Collinearity • Perfect collinearity: is it possible? • Any examples? • Definitely possible; you need to make sure you don’t include a perfectly collinear relationship by accident: • Eg: imagine SAT total score = SAT Math + SAT Writing + SAT CR • Including all 4 variables as explanatory variables will be a perfectly collinear relationship (3 of them define the 4th) • Why is this a problem? • We can’t estimate all 4 coefficients at once; the model isn’t identified. Multiple sets of coefficients produce the same answer. • Easier mistake to make (and more common) with categorical explanatory variables.
Collinearity Remedies for collinearity: • Remove redundant explanatory variables • Re-express explanatory variables • Eg: use the average of (Market %change + Dow %change) as an alternative explanatory variable • Do nothing • Not a joke, but only if the explanatory variables are sensible estimates. Realize that some collinearity will exist.
Removing Explanatory Vars • After adding several explanatory variables to a model, some of those added and some of those originally present may not be statistically significant. • Remove those variables for which both statistics and substance indicate removal (e.g., remove Dow % Change rather than Market % Change).
Multiple Regression:Choosing Independent Vars Several kinds of Specification Error (error in specifying the model): • Not including a relevant variable: omitted variable bias • Could lead to entire regression equation being suspect; might positively or negatively bias estimates, depending on the correlations with the omitted variable. • Including a redundant variable: • Less precise estimates, increased collinearity. Lower adjusted R2 • Incorrect functional form (non-linear) • Already dealt with this to some degree. • Simultaneity / endogeneity bias • More on this when we come to causality. Theory, not statistical fit, should be the most important criterion for the inclusion of a variable in a regression equation.

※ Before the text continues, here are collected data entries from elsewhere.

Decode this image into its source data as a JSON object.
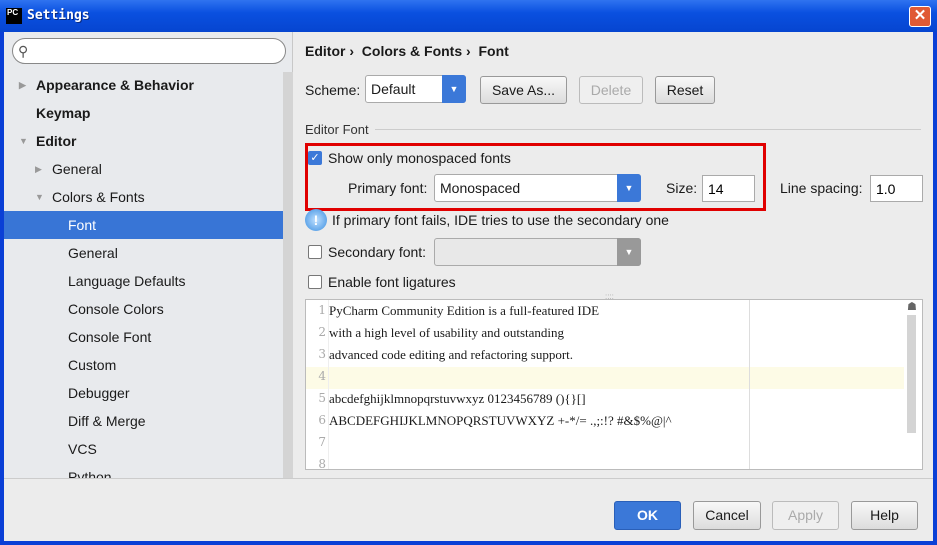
{
  "window": {
    "title": "Settings",
    "app_icon": "PC"
  },
  "search": {
    "placeholder": ""
  },
  "sidebar": {
    "items": [
      {
        "label": "Appearance & Behavior",
        "level": 0,
        "arrow": "right",
        "bold": true
      },
      {
        "label": "Keymap",
        "level": 0,
        "arrow": "",
        "bold": true
      },
      {
        "label": "Editor",
        "level": 0,
        "arrow": "down",
        "bold": true
      },
      {
        "label": "General",
        "level": 1,
        "arrow": "right"
      },
      {
        "label": "Colors & Fonts",
        "level": 1,
        "arrow": "down"
      },
      {
        "label": "Font",
        "level": 2,
        "selected": true
      },
      {
        "label": "General",
        "level": 2
      },
      {
        "label": "Language Defaults",
        "level": 2
      },
      {
        "label": "Console Colors",
        "level": 2
      },
      {
        "label": "Console Font",
        "level": 2
      },
      {
        "label": "Custom",
        "level": 2
      },
      {
        "label": "Debugger",
        "level": 2
      },
      {
        "label": "Diff & Merge",
        "level": 2
      },
      {
        "label": "VCS",
        "level": 2
      },
      {
        "label": "Python",
        "level": 2
      }
    ]
  },
  "breadcrumb": [
    "Editor",
    "Colors & Fonts",
    "Font"
  ],
  "scheme": {
    "label": "Scheme:",
    "value": "Default",
    "save_as": "Save As...",
    "delete": "Delete",
    "reset": "Reset"
  },
  "editor_font": {
    "section": "Editor Font",
    "mono_only_label": "Show only monospaced fonts",
    "mono_only_checked": true,
    "primary_label": "Primary font:",
    "primary_value": "Monospaced",
    "size_label": "Size:",
    "size_value": "14",
    "spacing_label": "Line spacing:",
    "spacing_value": "1.0",
    "info": "If primary font fails, IDE tries to use the secondary one",
    "secondary_label": "Secondary font:",
    "secondary_checked": false,
    "secondary_value": "",
    "ligatures_label": "Enable font ligatures",
    "ligatures_checked": false
  },
  "preview": {
    "lines": [
      "PyCharm Community Edition is a full-featured IDE",
      "with a high level of usability and outstanding",
      "advanced code editing and refactoring support.",
      "",
      "abcdefghijklmnopqrstuvwxyz 0123456789 (){}[]",
      "ABCDEFGHIJKLMNOPQRSTUVWXYZ +-*/= .,;:!? #&$%@|^",
      "",
      ""
    ],
    "line_numbers": [
      "1",
      "2",
      "3",
      "4",
      "5",
      "6",
      "7",
      "8"
    ]
  },
  "buttons": {
    "ok": "OK",
    "cancel": "Cancel",
    "apply": "Apply",
    "help": "Help"
  },
  "colors": {
    "accent": "#3875d6",
    "highlight": "#e00000",
    "title_bar": "#0a50e0"
  }
}
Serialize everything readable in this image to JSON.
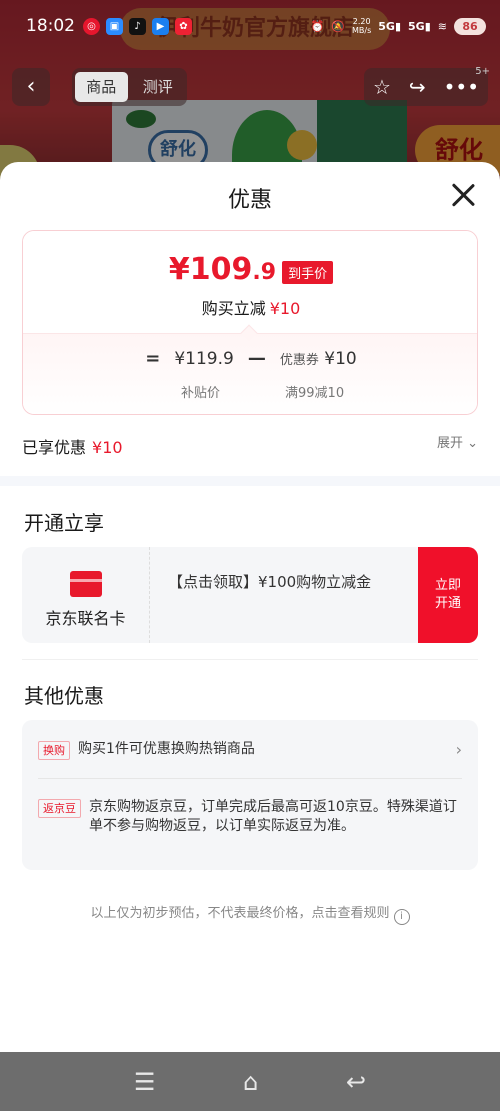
{
  "status_bar": {
    "time": "18:02",
    "net_speed_top": "2.20",
    "net_speed_bottom": "MB/s",
    "signal_1": "5G",
    "signal_2": "5G",
    "battery": "86"
  },
  "background": {
    "banner_text": "伊利牛奶官方旗舰店",
    "product_label": "舒化",
    "badge_text": "舒化"
  },
  "nav": {
    "back_icon": "chevron-left-icon",
    "tabs": [
      {
        "label": "商品",
        "active": true
      },
      {
        "label": "测评",
        "active": false
      }
    ],
    "notification_count": "5+"
  },
  "sheet": {
    "title": "优惠",
    "price": {
      "currency": "¥",
      "amount_main": "109",
      "amount_decimal": ".9",
      "tag": "到手价",
      "buy_reduce_label": "购买立减",
      "buy_reduce_value": "¥10",
      "formula": {
        "equals": "=",
        "base_price": "¥119.9",
        "minus": "—",
        "coupon_label": "优惠券",
        "coupon_value": "¥10",
        "base_price_label": "补贴价",
        "coupon_condition": "满99减10"
      }
    },
    "enjoyed_label": "已享优惠",
    "enjoyed_value": "¥10",
    "expand_label": "展开",
    "open_section": {
      "title": "开通立享",
      "card_name": "京东联名卡",
      "card_desc": "【点击领取】¥100购物立减金",
      "cta": "立即开通"
    },
    "other_section": {
      "title": "其他优惠",
      "items": [
        {
          "tag": "换购",
          "text": "购买1件可优惠换购热销商品"
        },
        {
          "tag": "返京豆",
          "text": "京东购物返京豆，订单完成后最高可返10京豆。特殊渠道订单不参与购物返豆，以订单实际返豆为准。"
        }
      ]
    },
    "footnote": "以上仅为初步预估，不代表最终价格，点击查看规则"
  },
  "colors": {
    "accent_red": "#e8192c",
    "cta_red": "#f0102a"
  }
}
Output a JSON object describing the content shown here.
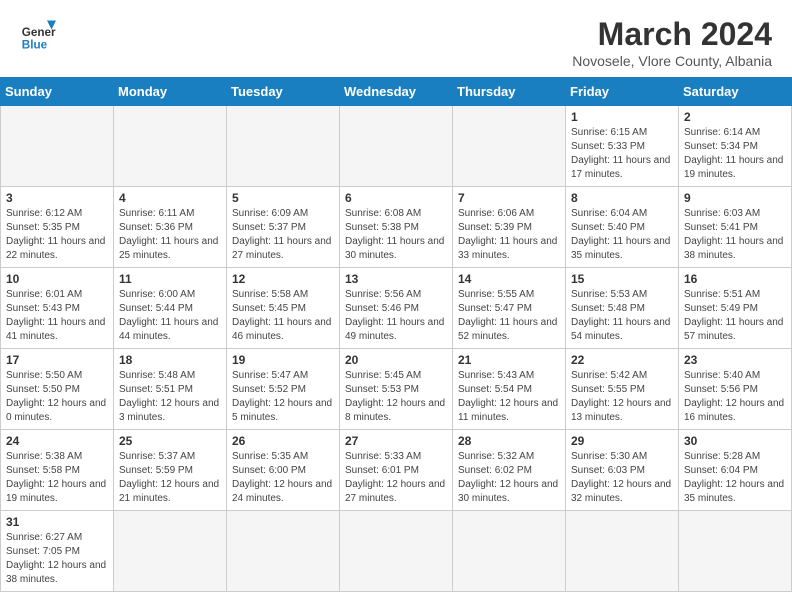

Choosing Independent Vars Choice of explanatory variables: • Causality language helps (jumping ahead slightly) • Imagine we’re really interesting in one coefficient in particular, the “treatment” variable but want to build a model estimating a dependent variable:
Choosing Independent Vars Relationships between variables: Type A: Affects the dependent variable but uncorrelated with the treatment
Choosing Independent Vars Relationships between variables: Type B: Affects the dependent variable but correlated with the treatment due to a common cause.
Choosing Independent Vars Relationships between variables: Type C: Affects the dependent variable but correlated with the treatment by chance.
Choosing Independent Vars Relationships between variables: Type D: Affects the dependent variable directly but also indirectly via the treatment variable.
Choosing Independent Vars Relationships between variables: Type E: Affects the dependent variable directly but are influenced by the treatment variable. Problematic variable!! Don’t include in model
Choosing Independent Vars When deciding whether to include a variable: theory is key. If you have a good understanding of the theoretical relationships between the variables (often we do): • Include types A-D • Avoid including type E. • Also known as a “post-treatment” variable. • Even if including it increases your R2 and/or your standard error of the regression is lower, avoid it. Including it will bias the estimate on the treatment variable.